The White House press secretary, Jen Psaki, said it was “obviously a disappointing decision” and that the CDC “continues recommending wearing a mask on public transit”.

The Department of Justice declined to comment on Monday when asked if the government planned to appeal the ruling.

The CDC had recently extended the transportation mask mandate, which was set to expire on 3 May, to allow more time to study the Covid-19 BA.2 Omicron subvariant that is now responsible for the vast majority of US cases.

Well-fitted, high-quality masks help control Covid-19 transmission by preventing people from spreading virus-laden droplets or inhaling those expelled by others.

Several airlines immediately said they would be making masks optional for travelers. Photograph: Charlie Riedel/AP

The lawsuit was filed in July 2021 by two plaintiffs and the Health Freedom Defense Fund, a group that has initiated lawsuits against vaccine and mask mandates in several school districts and municipalities.

The group’s leader, Leslie Manookian, has appeared at anti-vaccine and anti-mask protests and produced a film that purported to examine the link between vaccines and autism. Such a link has been debunked by an authoritative study, the original paper that argued such an association may exist was retracted as fraudulent, and the author of the paper was stripped of his medical license.

Airlines and Republican members of Congress sought to kill mask mandates on public transportation. Airlines argued air filtration on modern planes made Covid-19 transmission unlikely.

Airplanes have also been the scene of a number of violent incidents during the pandemic.
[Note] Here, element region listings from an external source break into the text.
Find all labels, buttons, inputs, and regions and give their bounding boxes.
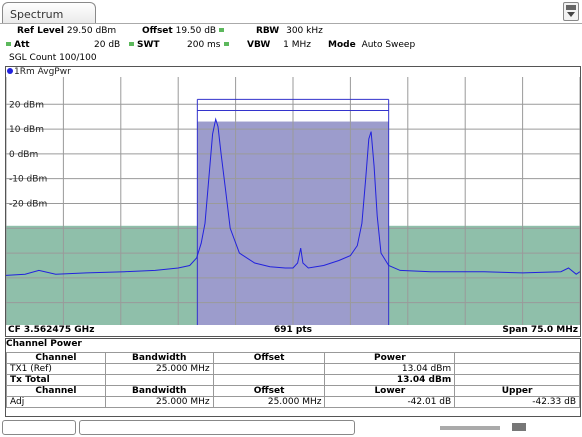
table-row: Tx Total 13.04 dBm [6,374,580,386]
table-cell-empty [212,374,326,386]
att-value: 20 dB [94,40,121,50]
spectrum-trace-line [6,117,580,276]
tab-spectrum-label: Spectrum [10,8,64,21]
table-cell: 25.000 MHz [104,363,214,375]
rbw-param: RBW 300 kHz [256,26,323,36]
progress-bar [440,426,500,430]
y-tick-label: 0 dBm [9,150,38,160]
table-header: Offset [212,385,326,397]
table-cell: Adj [6,396,106,408]
ref-level-param: Ref Level 29.50 dBm [17,26,117,36]
table-row: TX1 (Ref) 25.000 MHz 13.04 dBm [6,363,580,375]
trace-label: 1Rm AvgPwr [7,67,71,77]
table-header: Channel [6,385,106,397]
table-header-row: Channel Bandwidth Offset Power [6,352,580,364]
table-header: Lower [324,385,456,397]
table-header: Bandwidth [104,352,214,364]
status-bar [0,418,582,437]
y-tick-label: -10 dBm [9,175,47,185]
sgl-count: SGL Count 100/100 [9,53,97,63]
sweep-points: 691 pts [274,325,313,335]
table-row: Adj 25.000 MHz 25.000 MHz -42.01 dB -42.… [6,396,580,408]
table-cell-empty [454,363,580,375]
table-cell-empty [104,374,214,386]
offset-param: Offset 19.50 dB [142,26,227,36]
vbw-param: VBW 1 MHz [247,40,311,50]
status-message-field[interactable] [79,420,355,435]
trace-indicator-icon [7,68,13,74]
table-header: Channel [6,352,106,364]
center-frequency: CF 3.562475 GHz [8,325,95,335]
table-cell [212,363,326,375]
table-cell: TX1 (Ref) [6,363,106,375]
y-tick-label: -20 dBm [9,199,47,209]
adjacent-channel-bar [388,225,580,325]
table-cell: -42.01 dB [324,396,456,408]
window-menu-icon[interactable] [563,2,579,21]
spectrum-plot[interactable]: 20 dBm 10 dBm 0 dBm -10 dBm -20 dBm 1Rm AvgP… [5,66,581,337]
att-param: Att [6,40,30,50]
table-header: Bandwidth [104,385,214,397]
table-cell: 25.000 MHz [212,396,326,408]
status-icon [512,423,526,431]
y-tick-label: 10 dBm [9,125,44,135]
channel-power-table: Channel Power Channel Bandwidth Offset P… [5,338,581,417]
table-header-row: Channel Bandwidth Offset Lower Upper [6,385,580,397]
span: Span 75.0 MHz [502,325,578,335]
table-cell: 25.000 MHz [104,396,214,408]
spectrum-chart: 20 dBm 10 dBm 0 dBm -10 dBm -20 dBm [6,77,580,325]
status-field-left[interactable] [2,420,76,435]
adjacent-channel-bar [6,225,198,325]
tab-spectrum[interactable]: Spectrum [2,2,96,24]
measurement-parameters: Ref Level 29.50 dBm Offset 19.50 dB RBW … [0,23,582,64]
table-cell: -42.33 dB [454,396,580,408]
table-cell: 13.04 dBm [324,374,456,386]
table-header: Offset [212,352,326,364]
plot-footer: CF 3.562475 GHz 691 pts Span 75.0 MHz [5,324,581,337]
swt-value: 200 ms [187,40,232,50]
mode-param: Mode Auto Sweep [328,40,416,50]
table-cell: Tx Total [6,374,106,386]
table-cell-empty [454,374,580,386]
table-header: Upper [454,385,580,397]
y-tick-label: 20 dBm [9,100,44,110]
swt-param: SWT [126,40,160,50]
table-title: Channel Power [6,339,82,349]
table-header-empty [454,352,580,364]
table-cell: 13.04 dBm [324,363,456,375]
table-header: Power [324,352,456,364]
Most have been attributed to disputes touched off by mask-wearing requirements.

Some air carriers, including Alaska Airlines, Delta and United, welcomed the move on Monday by saying that masks for travelers would now be optional.

“While we are glad this means many of us get to see your smiling faces, we understand some might have mixed feelings,” an Alaska representative told the Associated Press. “Please remember to be kind to one another and that wearing a mask while traveling is still an option.”

The Association of Flight Attendants, the nation’s largest union of cabin crews, has recently taken a neutral position on the mask rule because its members are divided about the issue. On Monday, the union’s president appealed for calm on planes and in airports.

“The last thing we need for workers on the frontlines or passengers traveling today is confusion and chaos,” the union leader, Sara Nelson, said.

Nelson said it took airlines 24 to 48 hours to put new procedures in place and tell employees about them. She said passengers should check with airlines for updates about travel requirements.

In New York, the Metropolitan Transportation Authority communications director, Tim Minton, said: “We are continuing to follow CDC guidelines and will review the Florida court order.”

Republican critics of the mandate seized on the fact that cases dropped sharply after Omicron cases peaked in January, and states have since rolled back mask requirements in stores, restaurants and other indoor settings. They claimed that made requirements in travel hubs such as airports inconsistent.

Since the beginning of April, cases have increased slightly but hospitalizations have remained steady. About 82% of all people older than five have received a Covid-19 vaccine dose, according to the CDC.